The photo on the far right is by another designer, Kelly Wearstler. It's a brass studded vase and retails for $895!  I thought I'd try and do my own version of these with vases I picked up at the dollar store.
Here is what I gathered...I did not pay more than $2.99 per vase.
I found the Crayola Air-Dry clay and puffy paint at Michael's and I picked up the pastry tip to use as a tiny cookie cutter.
I rolled the clay out just as I would for cookie dough, and cut out the shapes with a mini cookie cutter.
Parchment paper kept the clay from sticking to the table.
I sprayed the large vase with grey primer which had the added advantage of covering the printed design which was too distracting for me to work with.  A drop of glue on the back of the clay shapes helped them stick to the vase once they dried. 
For the white vase, I decided to try a simple dot pattern with the puffy paint.  A rubber band helped keep the rows of dots straight and I was able to mark 1-inch spaces on the band with a marker.
When I finished, I gave all the vases a few coats of white spray paint and then applied clear polyurethane. Okay, so they're not as fabulous as Jonathan Adler's but they look pretty darn elegant and my total for everything was under $25 including supplies!

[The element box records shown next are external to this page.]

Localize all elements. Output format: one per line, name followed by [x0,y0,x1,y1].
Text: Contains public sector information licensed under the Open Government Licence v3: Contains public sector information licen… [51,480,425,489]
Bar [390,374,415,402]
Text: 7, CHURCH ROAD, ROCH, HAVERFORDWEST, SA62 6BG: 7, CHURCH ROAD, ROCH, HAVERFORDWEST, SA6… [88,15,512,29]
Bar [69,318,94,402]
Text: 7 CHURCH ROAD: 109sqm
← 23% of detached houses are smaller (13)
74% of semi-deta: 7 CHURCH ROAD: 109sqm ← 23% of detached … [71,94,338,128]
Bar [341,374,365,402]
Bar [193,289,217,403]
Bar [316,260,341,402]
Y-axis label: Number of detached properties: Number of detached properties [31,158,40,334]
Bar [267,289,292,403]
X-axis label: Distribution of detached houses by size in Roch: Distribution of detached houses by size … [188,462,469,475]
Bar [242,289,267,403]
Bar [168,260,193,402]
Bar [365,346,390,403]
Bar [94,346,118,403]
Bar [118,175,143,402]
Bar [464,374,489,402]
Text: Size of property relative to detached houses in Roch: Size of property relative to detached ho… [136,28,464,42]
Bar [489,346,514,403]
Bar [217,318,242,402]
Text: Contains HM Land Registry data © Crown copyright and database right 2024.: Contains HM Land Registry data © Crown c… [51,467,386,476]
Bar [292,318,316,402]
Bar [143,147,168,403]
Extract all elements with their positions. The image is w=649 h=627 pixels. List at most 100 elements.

This was posted on Today's Creative Blog

Friday, January 13, 2012

Obsessed with Orange


In case you haven’t been keeping up with the design world, it seems yellow is now everywhere…in kitchens, fabrics and even doors are painted yellow.

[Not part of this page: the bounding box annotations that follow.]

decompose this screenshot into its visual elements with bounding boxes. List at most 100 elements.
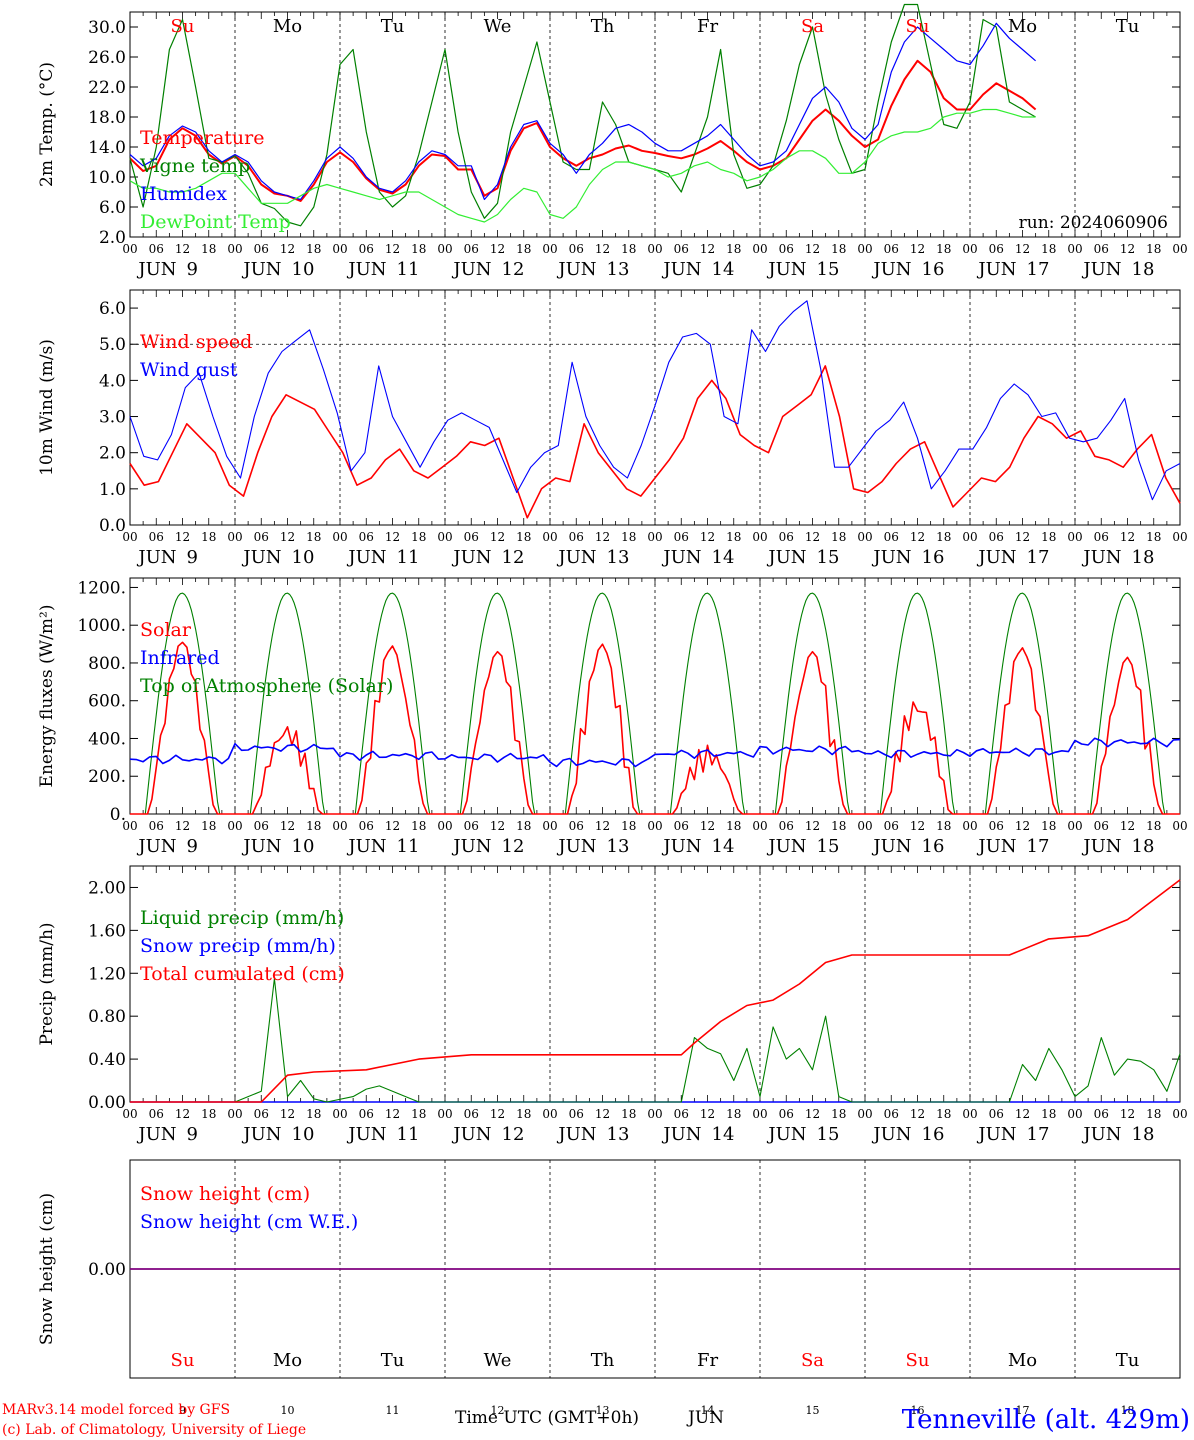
weekday-label-top: Th xyxy=(591,16,615,37)
day-month-label: JUN xyxy=(766,547,806,568)
hour-tick-label: 00 xyxy=(542,1107,557,1121)
day-month-label: JUN xyxy=(661,259,701,280)
day-number-label: 10 xyxy=(292,1124,315,1145)
day-month-label: JUN xyxy=(661,836,701,857)
day-number-label: 12 xyxy=(502,547,525,568)
day-month-label: JUN xyxy=(871,1124,911,1145)
day-month-label: JUN xyxy=(766,259,806,280)
series-temperature xyxy=(129,59,1037,202)
hour-tick-label: 18 xyxy=(831,242,846,256)
hour-tick-label: 00 xyxy=(647,819,662,833)
hour-tick-label: 00 xyxy=(1172,530,1187,544)
hour-tick-label: 12 xyxy=(910,819,925,833)
day-number-label: 15 xyxy=(817,547,840,568)
hour-tick-label: 18 xyxy=(831,1107,846,1121)
y-tick-label: 30.0 xyxy=(88,18,126,38)
hour-tick-label: 00 xyxy=(122,242,137,256)
hour-tick-label: 06 xyxy=(674,1107,689,1121)
day-number-label: 14 xyxy=(712,547,735,568)
hour-tick-label: 18 xyxy=(411,1107,426,1121)
legend-1-3: Humidex xyxy=(140,183,227,205)
hour-tick-label: 18 xyxy=(1146,242,1161,256)
weekday-label-bottom: Sa xyxy=(801,1350,824,1371)
day-month-label: JUN xyxy=(241,1124,281,1145)
hour-tick-label: 18 xyxy=(516,1107,531,1121)
series-vigne-temp xyxy=(129,3,1036,227)
day-month-label: JUN xyxy=(556,547,596,568)
weekday-label-top: Mo xyxy=(1008,16,1037,37)
hour-tick-label: 06 xyxy=(884,530,899,544)
legend-1-1: Temperature xyxy=(140,127,264,149)
day-number-label: 11 xyxy=(397,259,420,280)
hour-tick-label: 06 xyxy=(254,242,269,256)
hour-tick-label: 00 xyxy=(1172,242,1187,256)
hour-tick-label: 00 xyxy=(332,1107,347,1121)
day-month-label: JUN xyxy=(1081,836,1121,857)
hour-tick-label: 06 xyxy=(779,819,794,833)
y-tick-label: 2.0 xyxy=(99,228,126,248)
y-tick-label: 3.0 xyxy=(99,408,126,428)
day-number-label: 10 xyxy=(292,259,315,280)
hour-tick-label: 12 xyxy=(700,530,715,544)
y-tick-label: 1000. xyxy=(77,616,126,636)
y-tick-label: 0.0 xyxy=(99,516,126,536)
series-total-cumulated xyxy=(130,879,1181,1103)
hour-tick-label: 00 xyxy=(437,242,452,256)
y-axis-label: 10m Wind (m/s) xyxy=(37,339,57,476)
hour-tick-label: 00 xyxy=(332,530,347,544)
credit-line-2: (c) Lab. of Climatology, University of L… xyxy=(2,1422,306,1438)
hour-tick-label: 18 xyxy=(201,1107,216,1121)
hour-tick-label: 00 xyxy=(542,242,557,256)
day-number-label: 10 xyxy=(281,1404,295,1417)
hour-tick-label: 18 xyxy=(1041,819,1056,833)
run-label: run: 2024060906 xyxy=(1019,213,1168,233)
hour-tick-label: 00 xyxy=(857,819,872,833)
day-number-label: 9 xyxy=(187,259,198,280)
day-month-label: JUN xyxy=(766,1124,806,1145)
hour-tick-label: 00 xyxy=(227,530,242,544)
legend-2-2: Wind gust xyxy=(140,359,238,381)
day-number-label: 15 xyxy=(817,836,840,857)
hour-tick-label: 00 xyxy=(752,819,767,833)
hour-tick-label: 06 xyxy=(464,530,479,544)
hour-tick-label: 12 xyxy=(1015,242,1030,256)
weekday-label-bottom: Mo xyxy=(273,1350,302,1371)
day-month-label: JUN xyxy=(241,259,281,280)
hour-tick-label: 00 xyxy=(437,530,452,544)
weekday-label-bottom: Tu xyxy=(381,1350,405,1371)
day-number-label: 13 xyxy=(607,836,630,857)
hour-tick-label: 18 xyxy=(726,530,741,544)
day-month-label: JUN xyxy=(976,1124,1016,1145)
hour-tick-label: 12 xyxy=(1120,242,1135,256)
day-month-label: JUN xyxy=(976,259,1016,280)
hour-tick-label: 18 xyxy=(726,1107,741,1121)
hour-tick-label: 12 xyxy=(175,530,190,544)
hour-tick-label: 00 xyxy=(857,1107,872,1121)
day-month-label: JUN xyxy=(661,1124,701,1145)
hour-tick-label: 00 xyxy=(962,1107,977,1121)
hour-tick-label: 18 xyxy=(1041,242,1056,256)
day-month-label: JUN xyxy=(136,836,176,857)
hour-tick-label: 06 xyxy=(359,819,374,833)
hour-tick-label: 00 xyxy=(542,530,557,544)
day-month-label: JUN xyxy=(976,547,1016,568)
hour-tick-label: 06 xyxy=(1094,1107,1109,1121)
hour-tick-label: 12 xyxy=(280,819,295,833)
weekday-label-top: Tu xyxy=(1116,16,1140,37)
legend-5-1: Snow height (cm) xyxy=(140,1183,310,1205)
hour-tick-label: 12 xyxy=(280,530,295,544)
day-number-label: 14 xyxy=(712,259,735,280)
day-month-label: JUN xyxy=(1081,547,1121,568)
weekday-label-top: Sa xyxy=(801,16,824,37)
y-tick-label: 1.60 xyxy=(88,921,126,941)
day-number-label: 12 xyxy=(502,1124,525,1145)
day-number-label: 9 xyxy=(187,1124,198,1145)
hour-tick-label: 12 xyxy=(1120,1107,1135,1121)
hour-tick-label: 00 xyxy=(1067,819,1082,833)
day-number-label: 16 xyxy=(922,836,945,857)
hour-tick-label: 12 xyxy=(805,1107,820,1121)
hour-tick-label: 00 xyxy=(122,1107,137,1121)
day-month-label: JUN xyxy=(556,259,596,280)
hour-tick-label: 18 xyxy=(621,530,636,544)
hour-tick-label: 06 xyxy=(989,819,1004,833)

Not that I have anything against yellow, but lately I can’t seem to get enough of orange! Maybe it’s because of my other color obsessions…blue/greens and greys. Orange looks so great with both of those colors!

So here is a bit of it to give you some “orange” food for thought…
From top left: Kitchenaid mixer; canvas striped shoes, Toms; boxes in a shot from a Flor carpet catalog; a wedding table setting, lover.ly; dining room walls, colorissue; staircase, Tobi Fairley; Amac boxes from the Container Store; Poufs, etsy.com; orange chair, Pinterest.

Tuesday, January 10, 2012

Bar Mitzvah Centerpieces

My friend Barbara asked me for help with her son’s bar mitzvah. The Saturday morning Shabbat service was followed by a Kiddush lunch, held in a (heated) tent. She asked for centerpieces incorporating photos of Josh—the bar mitzvah boy.  She wanted to keep things “low key” and she didn’t want to spend a fortune.

My first thought was tree branches. The tent had high ceilings so the branches would fill the overhead space nicely. At the time, there was no way for us to know that Connecticut was about to be hit with Hurricane Irene and we would have all the tree branches we would ever want. Here is a shot looking down our street weeks after the storm—it was still a mess!
After gathering lots of branches, I laid them down on a painter’s drop cloth and gave them a quick coat of silver metallic spray paint.  
We ordered slim glass vases, 20 inches high. This way people would be able to see one another unhampered.  Each vase was filled with tiny stones to ensure they did not tip over.
The next step was making colored copies of old photos of Josh. After these were spray mounted back to back, we cut them into rectangles with a paper cutter, punched a hole in the top, and tied them with some silver cording. The pictures provided a fun conversational piece at the party.
Because Jewish law prohibits taking photographs on the Shabbat, these pictures were shot on Friday afternoon after we set up and not the actual Bar Mitzvah.
Barbara also asked me to do the flowers on the synagogue’s Bimah. The average florist usually charges at least $100 for each large arrangement, but I picked up all the flowers at Trader Joe’s for under $40.  Both urns were filled with wet floral oasis which made for easy flower arranging.
The bar mitzvah was a success. Mom was thrilled with the decor and the great job her son did!